I have a belt, knee wraps and straps that I normally use over 400 or if it feels necessary. For the longest time I would push out against belt until I learned to brace myself and now I use it primarily on higher reps as form starts to suffer. Up until this 500 attempt and the 475 the week before I’ve always used at least straps and a belt over 400. Belt over 350 for squats.


#9

I definitely plan on getting a proper routine together. Probably 531. I figured if I got to 500 by just throwing stuff around and not tracking anything I’m really limiting myself.


#10

@max13 pretty much has it covered. Definitely use your belt. To me, your overall pull looks OK - back rounds a tad but I can’t talk. If it isn’t hurting, I wouldn’t worry too much.

Out of interest, do you always lower your DL so slowly? I’m sure I’ve read differing opinions, but one is that slowly lowering your DL can really mess with your strength.
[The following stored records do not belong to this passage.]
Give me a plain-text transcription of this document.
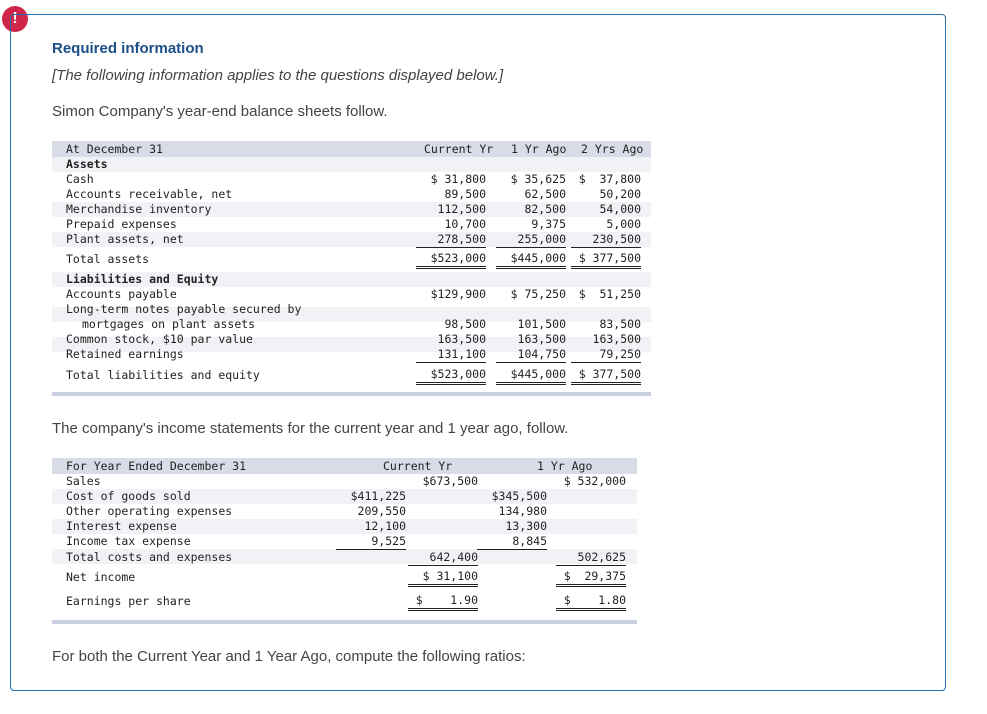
!
Required information
[The following information applies to the questions displayed below.]
Simon Company's year-end balance sheets follow.
At December 31	Current Yr 1 Yr Ago 2 Yrs Ago
Assets
Cash	$ 31,800	$ 35,625	$  37,800
Accounts receivable, net	89,500	62,500	50,200
Merchandise inventory	112,500	82,500	54,000
Prepaid expenses	10,700	9,375	5,000
Plant assets, net	278,500	255,000	230,500
Total assets	$523,000	$445,000	$ 377,500
Liabilities and Equity
Accounts payable	$129,900	$ 75,250	$  51,250
Long-term notes payable secured by
mortgages on plant assets	98,500	101,500	83,500
Common stock, $10 par value	163,500	163,500	163,500
Retained earnings	131,100	104,750	79,250
Total liabilities and equity	$523,000	$445,000	$ 377,500
The company's income statements for the current year and 1 year ago, follow.
For Year Ended December 31	Current Yr	1 Yr Ago
Sales	$673,500	$ 532,000
Cost of goods sold	$411,225	$345,500
Other operating expenses	209,550	134,980
Interest expense	12,100	13,300
Income tax expense	9,525	8,845
Total costs and expenses	642,400	502,625
Net income	$ 31,100	$  29,375
Earnings per share	$    1.90	$    1.80
For both the Current Year and 1 Year Ago, compute the following ratios:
Worth considering, at any rate.


#11

I drop the weight or at least lower faster a lot more often. I use a pair of bumper plates that are a tiny bit larger than my steel plates now so I’m not worried about damaging the platform, bar or my garage floor.


#12

Vibration is a key indicator of a weak posterior chain. The weight is too heavy so the body tries to tuck the legs under the bar to shorten the moment arm created by the glutes sticking out to the rear. Work the lower back, hamstrings and calves. In most people, the glutes are way too strong for the hams and back, so they cant thrust if the rest of the chain is weak.

Oh, and stop with the damn maxing in the gym. Use a triple as a max test. Singles don’t build strength in most people. You do them too long you get weaker and burned out. Study Ed Coan closely.


#13

I plan on starting 5/3/1 with BBB tomorrow and give it a shot for a few cycles. I agree my posterior chain is weak, I never do anything specifically to train them. I also agree singles aren’t helping me. K tested my squat the other day, initially I tried 315 for. Reps but only managed 3, calculation a 1rm of like 340, I ended up squatting an easy 385 and stopped there for 5/3/1 numbers.